Torching on at Portland protests
There was plenty more of the usual nonsense at the Portland Protests last night. It went down at the police union office on Lombard. I will spare you the details, because they're all familiar. But here's a highlight reel.
Several fires were set up against the exterior walls of the building, which fortunately didn't catch. The police put the fires out. They cops' nightly charges included the use of tear gas. A hostile guy in a Caddy was driving through the crowd looking for trouble.
Few of those arrested seem likely to be prosecuted for the offenses with which they've been charged: interfering with a police officer, resisting arrest, etc. In fact, the rookie county district attorney made the front page of yesterday's New York Times with his policy of not pressing charges that don't include property damage or assault on a person.
So it's basically a catch-and-release game now. But the cops appear eager to play.
There's an interesting civil rights question lurking somewhere in that state of affairs. Should the police be arresting people when there is no chance of their actually being prosecuted for breaking the law? What is the purpose of an arrest if not placing the individual into the criminal justice system? Maybe it's just part of Portland's proud weirdness.

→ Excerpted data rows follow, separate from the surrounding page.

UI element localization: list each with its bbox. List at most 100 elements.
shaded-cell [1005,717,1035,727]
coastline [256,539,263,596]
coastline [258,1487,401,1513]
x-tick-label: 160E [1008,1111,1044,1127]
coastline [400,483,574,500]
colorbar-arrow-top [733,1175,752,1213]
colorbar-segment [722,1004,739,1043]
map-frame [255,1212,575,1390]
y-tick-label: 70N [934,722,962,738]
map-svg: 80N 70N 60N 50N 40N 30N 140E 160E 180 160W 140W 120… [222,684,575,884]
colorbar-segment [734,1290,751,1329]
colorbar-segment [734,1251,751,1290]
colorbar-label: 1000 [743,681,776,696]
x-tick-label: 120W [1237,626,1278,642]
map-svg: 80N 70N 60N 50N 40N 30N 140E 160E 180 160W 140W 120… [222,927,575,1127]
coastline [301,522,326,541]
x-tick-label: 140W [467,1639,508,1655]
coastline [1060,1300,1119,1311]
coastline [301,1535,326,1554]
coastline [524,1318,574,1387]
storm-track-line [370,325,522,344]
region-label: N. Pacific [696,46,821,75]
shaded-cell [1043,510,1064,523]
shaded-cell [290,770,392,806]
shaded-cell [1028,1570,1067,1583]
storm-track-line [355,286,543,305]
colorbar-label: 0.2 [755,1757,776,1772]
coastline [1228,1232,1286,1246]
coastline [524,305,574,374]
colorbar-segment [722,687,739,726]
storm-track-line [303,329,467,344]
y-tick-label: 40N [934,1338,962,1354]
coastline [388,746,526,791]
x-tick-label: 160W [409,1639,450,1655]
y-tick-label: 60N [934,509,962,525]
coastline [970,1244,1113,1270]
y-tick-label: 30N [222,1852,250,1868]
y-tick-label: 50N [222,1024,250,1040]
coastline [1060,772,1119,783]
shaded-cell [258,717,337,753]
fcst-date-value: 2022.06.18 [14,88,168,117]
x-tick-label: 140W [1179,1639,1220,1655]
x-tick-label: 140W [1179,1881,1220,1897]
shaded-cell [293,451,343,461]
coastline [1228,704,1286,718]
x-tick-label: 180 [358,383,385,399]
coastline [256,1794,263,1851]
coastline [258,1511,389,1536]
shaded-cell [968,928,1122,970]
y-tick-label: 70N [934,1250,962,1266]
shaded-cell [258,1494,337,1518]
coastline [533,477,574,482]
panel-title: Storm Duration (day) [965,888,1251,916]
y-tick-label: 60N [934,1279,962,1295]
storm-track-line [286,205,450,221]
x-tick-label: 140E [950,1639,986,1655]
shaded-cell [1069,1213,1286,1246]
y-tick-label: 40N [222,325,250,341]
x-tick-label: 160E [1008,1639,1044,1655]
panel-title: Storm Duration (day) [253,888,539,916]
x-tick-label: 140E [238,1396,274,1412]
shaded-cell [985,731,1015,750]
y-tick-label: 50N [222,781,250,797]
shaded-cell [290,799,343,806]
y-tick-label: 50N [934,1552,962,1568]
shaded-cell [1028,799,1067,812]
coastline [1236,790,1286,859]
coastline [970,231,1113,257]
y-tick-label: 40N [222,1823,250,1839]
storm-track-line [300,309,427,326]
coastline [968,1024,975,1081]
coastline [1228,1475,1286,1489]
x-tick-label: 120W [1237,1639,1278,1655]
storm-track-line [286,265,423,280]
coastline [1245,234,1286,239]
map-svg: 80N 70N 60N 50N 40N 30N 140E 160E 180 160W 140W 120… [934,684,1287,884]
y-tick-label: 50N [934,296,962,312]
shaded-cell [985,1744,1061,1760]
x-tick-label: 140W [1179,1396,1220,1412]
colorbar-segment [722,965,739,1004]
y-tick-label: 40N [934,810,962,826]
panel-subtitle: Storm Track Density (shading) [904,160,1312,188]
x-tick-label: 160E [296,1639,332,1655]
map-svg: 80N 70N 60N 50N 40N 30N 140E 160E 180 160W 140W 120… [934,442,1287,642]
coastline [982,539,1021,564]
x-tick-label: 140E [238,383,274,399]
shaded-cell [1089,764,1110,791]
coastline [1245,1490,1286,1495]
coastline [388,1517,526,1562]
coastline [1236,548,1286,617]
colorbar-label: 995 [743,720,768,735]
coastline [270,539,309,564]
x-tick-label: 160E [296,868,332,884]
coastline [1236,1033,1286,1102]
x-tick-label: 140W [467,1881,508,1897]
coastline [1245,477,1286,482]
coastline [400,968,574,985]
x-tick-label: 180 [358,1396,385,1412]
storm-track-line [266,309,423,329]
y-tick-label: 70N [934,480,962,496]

In any event, nobody has been busted for arson, or attempted arson, that I can see. Or even for vandalism. Some process on the those fronts is long overdue.
But I did stumble across this the other day. The FBI is looking for people who they say were involved in breaking into the Justice Center and setting fires there back at the end of May. The cops have some pretty good photos of the people, and are asking for information. Interesting that the FBI is involved; this is the first I've seen of their participation:
Do you think any of these individuals are responsible for the fires at more recent protests? How many arsonists does Portlandia have?